Sind traditionelle Rezepte nicht zu kompliziert für das Kochen zuhause? Die Menschen haben keine Zeit, stundenlang Fonds herzustellen.
Sicher, gute Küche braucht Zeit und damit Organisation. Aber schon kleine Verbesserungen können viel bewirken. Mir ist aber auch das Thema Gemeinschaftsverpflegung sehr wichtig. In den Kantinen von Schulen, Betrieben und Krankenhäusern könnte man beispielsweise ganz hervorragend traditionell kochen. Die Buden wären gerammelt voll. Stattdessen setzt man auf fragwürdige Vorgaben, Stichwort: salz-, fett- oder jetzt sogar zuckerfrei, gepaart mit Geschmacksverstärkern.
Zu viel Fett und Salz essen ist nicht ungesund?
Die krankmachende Wirkung von Fett oder Salz konnte wissenschaftlich nie bewiesen werden. Es ging immer um Ökonomie, indem man beispielsweise Butter schlecht redete, um Margarine besser verkaufen zu können. Die Argumente, sich auf klassische Rezepturen, inklusive Fett und Salz, zu verlassen, sind einfach besser. So bekommt der Körper genau das, was er braucht, in der Form, in der er es am besten nutzen kann.
Gerade wird der Zucker zum großen Thema.
Die angeführten Beweise gegen Zucker sind in Wirklichkeit nicht sehr überzeugend. Süßstoffe dagegen sind schon lange in der deutschen Futtermittelverordnung als Masthilfe zugelassen. Wer für eine Zuckersteuer ist, wird lediglich erreichen, dass der Süßstoffanteil beispielsweise in den Getränken erhöht wird. Ist das nicht verrückt?
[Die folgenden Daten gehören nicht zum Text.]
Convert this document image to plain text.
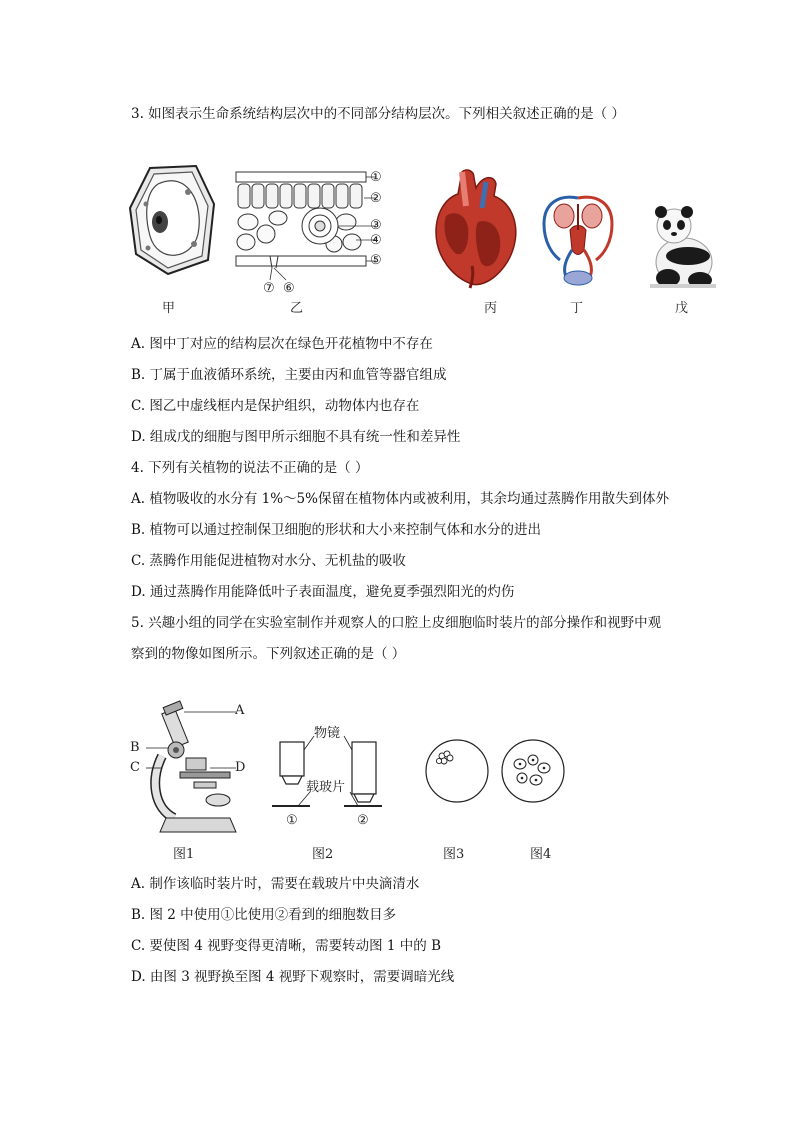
3. 如图表示生命系统结构层次中的不同部分结构层次。下列相关叙述正确的是（ ）
甲
①
②
③
④
⑤
⑥
⑦
乙	丙	丁	戊
A. 图中丁对应的结构层次在绿色开花植物中不存在
B. 丁属于血液循环系统，主要由丙和血管等器官组成
C. 图乙中虚线框内是保护组织，动物体内也存在
D. 组成戊的细胞与图甲所示细胞不具有统一性和差异性
4. 下列有关植物的说法不正确的是（ ）
A. 植物吸收的水分有 1%～5%保留在植物体内或被利用，其余均通过蒸腾作用散失到体外
B. 植物可以通过控制保卫细胞的形状和大小来控制气体和水分的进出
C. 蒸腾作用能促进植物对水分、无机盐的吸收
D. 通过蒸腾作用能降低叶子表面温度，避免夏季强烈阳光的灼伤
5. 兴趣小组的同学在实验室制作并观察人的口腔上皮细胞临时装片的部分操作和视野中观
察到的物像如图所示。下列叙述正确的是（ ）
A
B
C	D
图1
物镜
载玻片
①	②
图2	图3	图4
A. 制作该临时装片时，需要在载玻片中央滴清水
B. 图 2 中使用①比使用②看到的细胞数目多
C. 要使图 4 视野变得更清晰，需要转动图 1 中的 B
D. 由图 3 视野换至图 4 视野下观察时，需要调暗光线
Also lieber echte Cola trinken als Cola light?
Einfach, was besser schmeckt. Aber wer bei Lightgetränken zunimmt, weiß nun, warum. Letztlich stecken hinter den modernen Empfehlungen andere Absichten. Man positioniert sich politisch, gesellschaftlich und moralisch. Doch wir möchten mit unserem Buch klarstellen: Ernährung ist in erster Linie biologisch zu verstehen. Und wer dabei auf Qualität, Traditionen und Handwerklichkeit setzt, fährt viel besser, übrigens auch beim Tierschutz.
Und wenn Kinder viel Süßes essen?
Wenn Kinder ständig naschen, bedeutet das vor allem, dass sie keinen Zugang zu kindgerechten Hauptmahlzeiten haben. Und dieses Defizit kompensieren Kinder naturgemäß durch den einfachsten Zugang zu Energie: Zucker. Kinder, die regelmäßig traditionelle, warme und schmackhafte Mahlzeiten vorfinden, stürmen zu Hause nicht die Schubladen auf der Suche nach Süßem. Wir sollten einfach mal innehalten und nachdenken. Meine Töchter beispielsweise gehen auf eine Schule, in der sie als Folge von G-8 meist nach 14 Uhr oder später nach Hause kommen - hungrig. Denn dort gibt es nichts Warmes zu essen. Was solche Kinder brauchen, sind keine moralisierenden Warnungen, sondern ein ordentliches Essensangebot.
Viele Kinder mögen zum Leidwesen der Mütter nur wenige Gerichte, essen also ziemlich einseitig.
So lange die Kinder gut gedeihen, macht es überhaupt nichts, wenn sie phasenweise nur Spaghetti mit Tomatensoße und Nutella-Brot essen. Aber natürlich sollte man Kindern Abwechslung anbieten, und zwar in Form von Originalrezepten und keinen Imitaten. Kinder lernen dann ohne Druck, dass ihr Appetit ihr Freund und nicht ihr Feind ist. So öffnet man ihnen den Weg zu einem kulinarischen Genuss, der einen Gutteil unserer Lebensfreude und unserer Kultur ausmacht.